Multiple projects under the "Statistics for Trustworthy ML" theme will apply ML to model clinical data from imaging and genomics. These projects will investigate the potential of related findings from a replication perspective, and apply some recent tools in selective inference for uncertainty estimation. Students will gain experience in modeling large and complex datasets, and will be introduced to selective inference for improving replication.
Project Group Three: Genomics
Led by: Dr. Matt Zawistowski
The Genomics group will have multiple available projects connecting a health-related question to a large-scale genomic dataset, for example whole-genome Single Nucleotide Polymorphism data, single-cell RNA sequencing data or epigenetic methylation data. Students will form teams for a deep dive analysis on their specific project of interest with opportunity for open-ended exploration. Students will gain hands-on computing experience and valuable data manipulation skills working with the large genomic data files. We will apply many classical statistical techniques, learn about integration of complementary genomic data sources and explore machine learning and specialized genomic analysis methods.
Project Group Four: Machine Learning for Healthcare
Led by: Dr. Rahul Ladhania
In many ways, the field of healthcare serves as an appropriate playground for leveraging the power of machine learning methods, providing opportunities for uncovering insights to improve timely diagnosis, treatment, and prevention of diseases. The vast and multi-dimensional nature of healthcare data - from clinical sources such as electronic health records, medical images, genetic information to non-clinical sources such as wearables, mobile devices, social media behavior - can be leveraged to identify patterns and help healthcare providers make more informed decisions. At the same time, these opportunities are accompanied by challenges unique to healthcare, including but not limited to generalizability, interpretability, inferring causality, among others.

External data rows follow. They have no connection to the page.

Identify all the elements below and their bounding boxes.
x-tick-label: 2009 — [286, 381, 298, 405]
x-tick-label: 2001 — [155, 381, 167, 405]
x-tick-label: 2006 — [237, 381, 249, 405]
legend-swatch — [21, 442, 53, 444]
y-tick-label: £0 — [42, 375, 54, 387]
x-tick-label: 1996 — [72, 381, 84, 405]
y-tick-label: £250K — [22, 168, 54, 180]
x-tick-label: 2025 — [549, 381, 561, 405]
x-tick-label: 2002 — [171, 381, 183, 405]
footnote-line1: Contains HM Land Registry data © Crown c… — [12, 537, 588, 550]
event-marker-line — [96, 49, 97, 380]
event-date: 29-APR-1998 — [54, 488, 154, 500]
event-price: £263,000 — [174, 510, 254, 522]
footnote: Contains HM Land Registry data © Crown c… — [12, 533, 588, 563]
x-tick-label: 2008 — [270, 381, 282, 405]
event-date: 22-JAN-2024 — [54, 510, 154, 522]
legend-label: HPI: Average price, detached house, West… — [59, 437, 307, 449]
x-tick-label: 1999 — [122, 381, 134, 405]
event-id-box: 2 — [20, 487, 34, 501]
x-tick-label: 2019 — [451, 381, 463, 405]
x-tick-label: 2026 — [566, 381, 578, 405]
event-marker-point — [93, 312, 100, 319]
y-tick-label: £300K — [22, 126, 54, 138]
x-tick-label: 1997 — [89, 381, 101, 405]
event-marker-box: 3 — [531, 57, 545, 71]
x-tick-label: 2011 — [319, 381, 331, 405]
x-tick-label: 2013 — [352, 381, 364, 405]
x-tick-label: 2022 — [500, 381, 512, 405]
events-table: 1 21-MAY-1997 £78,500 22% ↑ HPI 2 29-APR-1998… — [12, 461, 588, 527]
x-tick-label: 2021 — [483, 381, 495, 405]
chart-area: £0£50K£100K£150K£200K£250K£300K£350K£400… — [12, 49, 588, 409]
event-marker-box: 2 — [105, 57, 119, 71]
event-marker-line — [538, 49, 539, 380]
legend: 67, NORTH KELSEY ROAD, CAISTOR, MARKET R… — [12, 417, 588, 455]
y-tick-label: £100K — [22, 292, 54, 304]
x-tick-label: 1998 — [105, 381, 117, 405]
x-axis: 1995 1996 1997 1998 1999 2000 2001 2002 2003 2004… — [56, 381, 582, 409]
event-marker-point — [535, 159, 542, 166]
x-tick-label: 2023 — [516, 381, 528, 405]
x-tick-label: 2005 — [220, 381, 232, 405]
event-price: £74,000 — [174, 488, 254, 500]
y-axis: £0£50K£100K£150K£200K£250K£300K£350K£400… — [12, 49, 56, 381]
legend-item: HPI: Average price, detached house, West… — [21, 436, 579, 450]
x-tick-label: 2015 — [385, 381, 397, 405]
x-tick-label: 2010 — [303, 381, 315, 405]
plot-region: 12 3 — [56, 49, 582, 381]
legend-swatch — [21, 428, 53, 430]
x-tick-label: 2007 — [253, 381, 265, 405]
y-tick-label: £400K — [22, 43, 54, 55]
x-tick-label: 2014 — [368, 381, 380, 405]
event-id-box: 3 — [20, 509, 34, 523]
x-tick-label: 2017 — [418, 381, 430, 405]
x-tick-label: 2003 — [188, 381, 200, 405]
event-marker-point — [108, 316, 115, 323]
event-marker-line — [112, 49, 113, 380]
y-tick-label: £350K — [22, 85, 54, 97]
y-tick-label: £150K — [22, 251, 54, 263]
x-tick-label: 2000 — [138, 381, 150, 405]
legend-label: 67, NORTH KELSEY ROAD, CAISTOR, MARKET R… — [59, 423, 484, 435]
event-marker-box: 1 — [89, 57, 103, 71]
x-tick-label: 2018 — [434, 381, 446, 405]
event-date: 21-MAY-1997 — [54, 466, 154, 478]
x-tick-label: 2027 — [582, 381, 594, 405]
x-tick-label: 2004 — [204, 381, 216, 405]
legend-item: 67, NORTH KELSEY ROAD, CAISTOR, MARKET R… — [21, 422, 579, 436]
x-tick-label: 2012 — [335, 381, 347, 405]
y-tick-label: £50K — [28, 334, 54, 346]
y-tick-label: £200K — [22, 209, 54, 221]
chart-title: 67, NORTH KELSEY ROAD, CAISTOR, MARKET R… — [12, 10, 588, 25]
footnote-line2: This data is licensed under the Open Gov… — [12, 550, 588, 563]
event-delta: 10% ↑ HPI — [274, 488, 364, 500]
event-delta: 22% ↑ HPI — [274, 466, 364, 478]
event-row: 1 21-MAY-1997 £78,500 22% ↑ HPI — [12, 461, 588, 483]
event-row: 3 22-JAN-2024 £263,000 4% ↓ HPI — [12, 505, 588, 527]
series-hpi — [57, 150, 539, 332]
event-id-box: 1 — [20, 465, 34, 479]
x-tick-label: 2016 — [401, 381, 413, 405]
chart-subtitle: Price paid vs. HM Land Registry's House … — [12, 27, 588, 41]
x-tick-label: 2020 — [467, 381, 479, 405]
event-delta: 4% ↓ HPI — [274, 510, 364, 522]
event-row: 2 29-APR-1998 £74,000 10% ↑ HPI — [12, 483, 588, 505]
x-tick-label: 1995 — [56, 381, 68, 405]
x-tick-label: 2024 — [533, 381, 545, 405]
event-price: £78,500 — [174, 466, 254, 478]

The BDSI Healthcare group will be introduced to and expected to grapple with these
challenges as they work with detailed clinical inpatient and outpatient data from
more than 4 million unique patients from across the Michigan Medicine enterprise.
Students will be introduced to domain-specific complexities of working with a multi-dimensional
healthcare database, gain hands-on experience with interpreting and solving problems
on prediction, under what conditions can their insights be generalizable to other
settings, and when can they be leveraged for causal inference.